Methods for correcting blepharoptosis can be divided into the following types:

• The first type involves strengthening the function of the muscle that elevates the upper eyelid;
• The second type involves suspending the upper eyelid to either the superior rectus muscle or the frontalis muscle.

In modern ophthalmic surgery, it is generally accepted that suspension-type operations are performed when levator function is weak, whereas levator resection is performed when levator function is moderate or good.

In suspension-type surgery, the function of lifting the upper eyelid is transferred to the frontalis or superior rectus muscles. This method of correcting ptosis is described in various variations using different sutures, as well as materials derived from autologous tissues such as muscle, sclera, dura mater, and the fascia lata, among others. Autologous materials, except for the fascia lata, are currently rarely used due to insufficient effectiveness and the development of blepharoptosis recurrence.

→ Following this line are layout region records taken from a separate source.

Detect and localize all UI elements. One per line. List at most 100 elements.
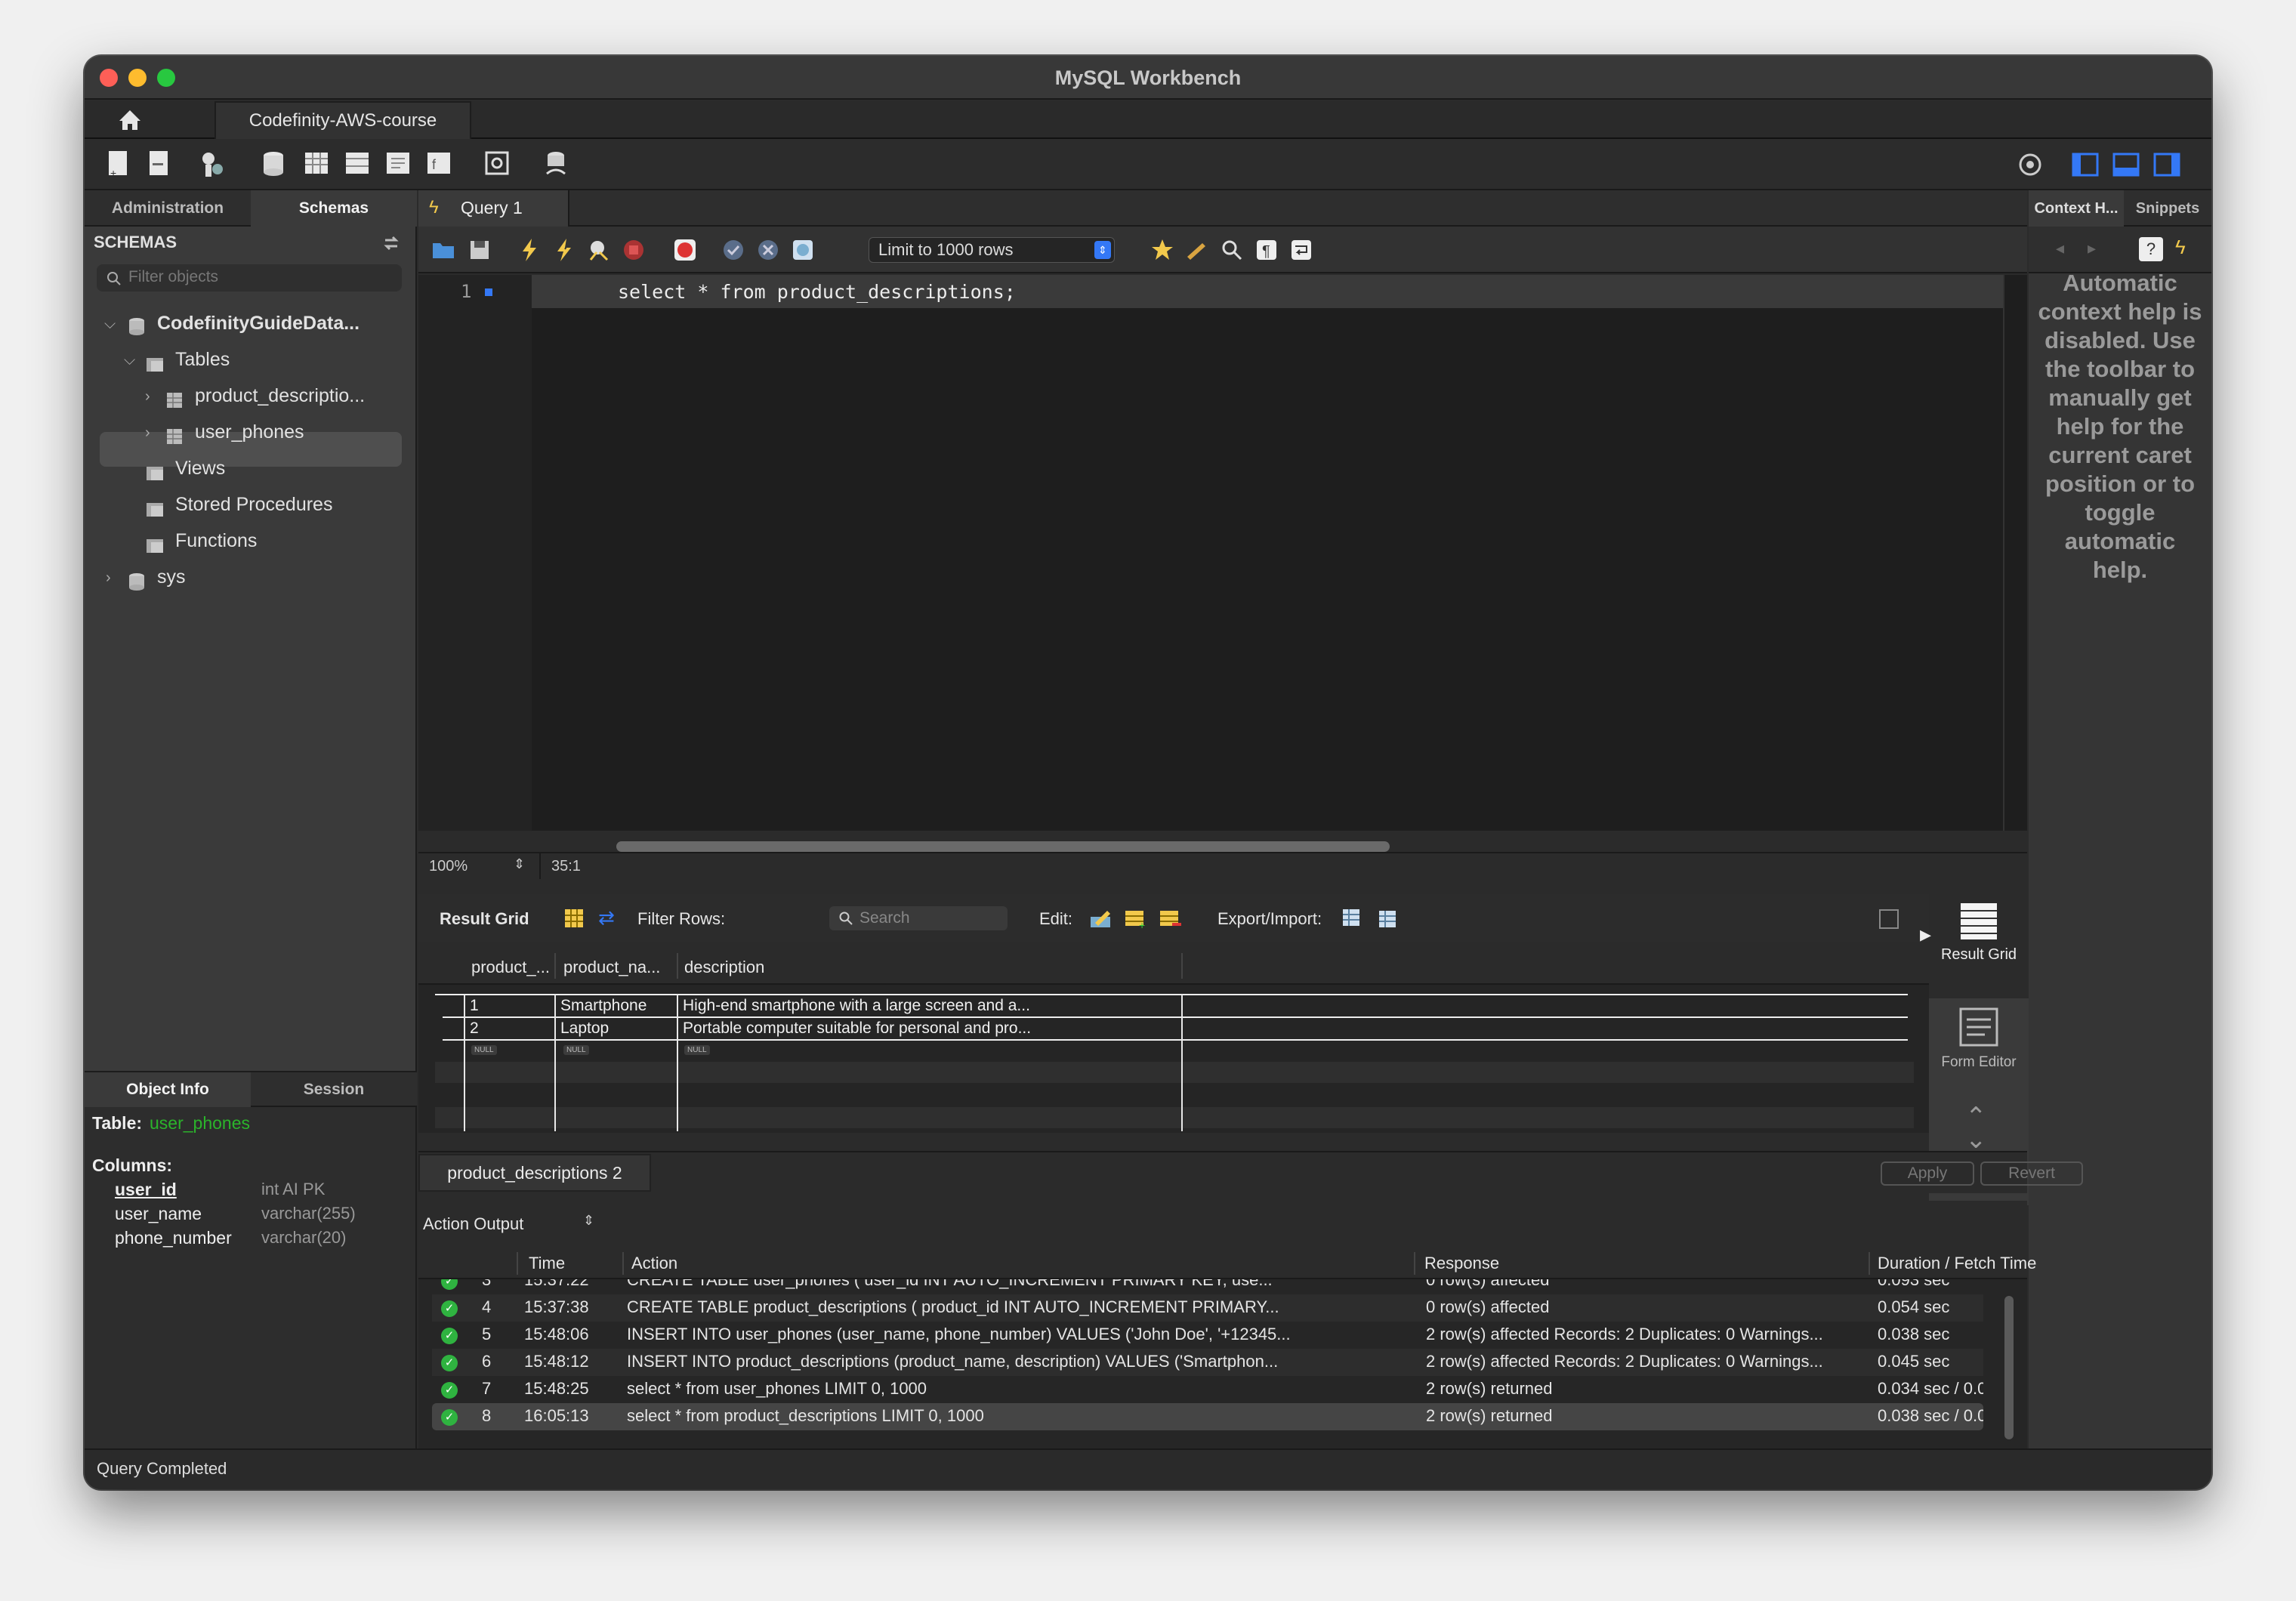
log-row[interactable]: ✓ 5 15:48:06 INSERT INTO user_phones (us…	[432, 1322, 1983, 1349]
result-grid-view-button[interactable]: Result Grid	[1929, 894, 2029, 998]
connection-tab[interactable]: Codefinity-AWS-course	[214, 101, 471, 139]
tree-table-product-descriptions[interactable]: product_descriptio...	[195, 385, 365, 407]
tree-views[interactable]: Views	[175, 458, 225, 480]
toggle-stop-on-error-icon[interactable]	[672, 237, 698, 263]
create-schema-icon[interactable]	[260, 150, 289, 180]
import-icon[interactable]	[1376, 906, 1400, 930]
column-header-response[interactable]: Response	[1424, 1254, 1499, 1273]
tab-snippets[interactable]: Snippets	[2124, 190, 2211, 227]
beautify-icon[interactable]	[1184, 237, 1210, 263]
edit-row-icon[interactable]	[1089, 906, 1113, 930]
filter-objects-input[interactable]: Filter objects	[97, 264, 402, 292]
open-sql-script-icon[interactable]	[145, 150, 174, 180]
rollback-icon[interactable]	[755, 237, 781, 263]
insert-row-icon[interactable]: +	[1124, 906, 1148, 931]
delete-row-icon[interactable]	[1159, 906, 1183, 930]
tab-administration[interactable]: Administration	[85, 190, 251, 227]
chevron-updown-icon[interactable]: ⇕	[514, 856, 525, 872]
refresh-results-icon[interactable]: ⇄	[598, 906, 615, 930]
cell[interactable]: 2	[470, 1020, 479, 1038]
tab-schemas[interactable]: Schemas	[251, 190, 417, 227]
filter-rows-input[interactable]: Search	[829, 906, 1008, 930]
toggle-wrap-cell-icon[interactable]	[1879, 909, 1899, 929]
cell[interactable]: Laptop	[560, 1020, 609, 1038]
chevron-updown-icon[interactable]: ⇕	[583, 1213, 594, 1229]
chevron-updown-icon[interactable]: ⌃ ⌄	[1965, 1104, 1987, 1152]
tree-db-codefinity[interactable]: CodefinityGuideData...	[157, 313, 360, 335]
apply-button[interactable]: Apply	[1881, 1161, 1974, 1186]
output-type-select[interactable]: Action Output	[423, 1214, 523, 1234]
manual-help-icon[interactable]: ?	[2139, 237, 2163, 261]
chevron-right-icon[interactable]: ›	[145, 388, 150, 406]
toggle-output-area-icon[interactable]	[2112, 150, 2140, 180]
tab-query-1[interactable]: ϟ Query 1	[418, 190, 569, 227]
forward-icon[interactable]: ▸	[2088, 239, 2096, 258]
result-grid[interactable]: product_... product_na... description 1 …	[418, 947, 1929, 1133]
chevron-right-icon[interactable]: ›	[106, 569, 111, 587]
sql-editor[interactable]: 1 select * from product_descriptions;	[418, 275, 2027, 831]
chevron-down-icon[interactable]: ⌵	[104, 316, 116, 333]
explain-icon[interactable]	[586, 237, 612, 263]
create-view-icon[interactable]	[343, 150, 372, 180]
invisible-chars-icon[interactable]: ¶	[1254, 237, 1279, 263]
log-row-selected[interactable]: ✓ 8 16:05:13 select * from product_descr…	[432, 1403, 1983, 1430]
column-header-duration[interactable]: Duration / Fetch Time	[1878, 1254, 2036, 1273]
result-tab[interactable]: product_descriptions 2	[418, 1154, 651, 1192]
home-tab[interactable]	[107, 101, 153, 137]
log-row[interactable]: ✓ 4 15:37:38 CREATE TABLE product_descri…	[432, 1294, 1983, 1322]
grid-view-icon[interactable]	[563, 908, 585, 929]
tab-object-info[interactable]: Object Info	[85, 1072, 251, 1107]
tab-session[interactable]: Session	[251, 1072, 417, 1107]
sql-text[interactable]: select * from product_descriptions;	[618, 281, 1016, 303]
toggle-secondary-sidebar-icon[interactable]	[2152, 150, 2181, 180]
find-icon[interactable]	[1219, 237, 1245, 263]
execute-icon[interactable]	[517, 237, 542, 263]
log-row[interactable]: ✓ 3 15:37:22 CREATE TABLE user_phones ( …	[432, 1279, 1983, 1294]
autocommit-icon[interactable]	[790, 237, 816, 263]
column-header[interactable]: product_na...	[563, 958, 660, 977]
commit-icon[interactable]	[721, 237, 746, 263]
tree-table-user-phones[interactable]: user_phones	[195, 421, 304, 443]
auto-help-icon[interactable]: ϟ	[2175, 236, 2186, 259]
null-badge[interactable]: NULL	[471, 1045, 497, 1055]
tree-stored-procedures[interactable]: Stored Procedures	[175, 494, 332, 516]
create-table-icon[interactable]	[302, 150, 331, 180]
null-badge[interactable]: NULL	[563, 1045, 589, 1055]
zoom-level[interactable]: 100%	[429, 858, 468, 875]
refresh-icon[interactable]	[381, 234, 402, 252]
column-header-action[interactable]: Action	[631, 1254, 677, 1273]
export-icon[interactable]	[1341, 906, 1366, 930]
tree-tables[interactable]: Tables	[175, 349, 230, 371]
horizontal-scrollbar[interactable]	[616, 841, 1390, 852]
toggle-sidebar-icon[interactable]	[2071, 150, 2100, 180]
revert-button[interactable]: Revert	[1980, 1161, 2083, 1186]
cell[interactable]: High-end smartphone with a large screen …	[683, 997, 1030, 1015]
column-header[interactable]: product_...	[471, 958, 550, 977]
log-row[interactable]: ✓ 6 15:48:12 INSERT INTO product_descrip…	[432, 1349, 1983, 1376]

Another pathogenetic approach to treating blepharoptosis is levator resection. The anatomical effect of this surgery is the restoration of the normal position of the upper eyelid. For severe degrees of blepharoptosis, maximal levator resection is recommended, which involves complete transection of the lateral aponeurotic bands and Whitnall’s ligament.

Operations that strengthen the muscle elevating the upper eyelid can be divided into two groups: transcutaneous levator resection and transconjunctival levator resection, both of which create a fold that shortens the levator tendon.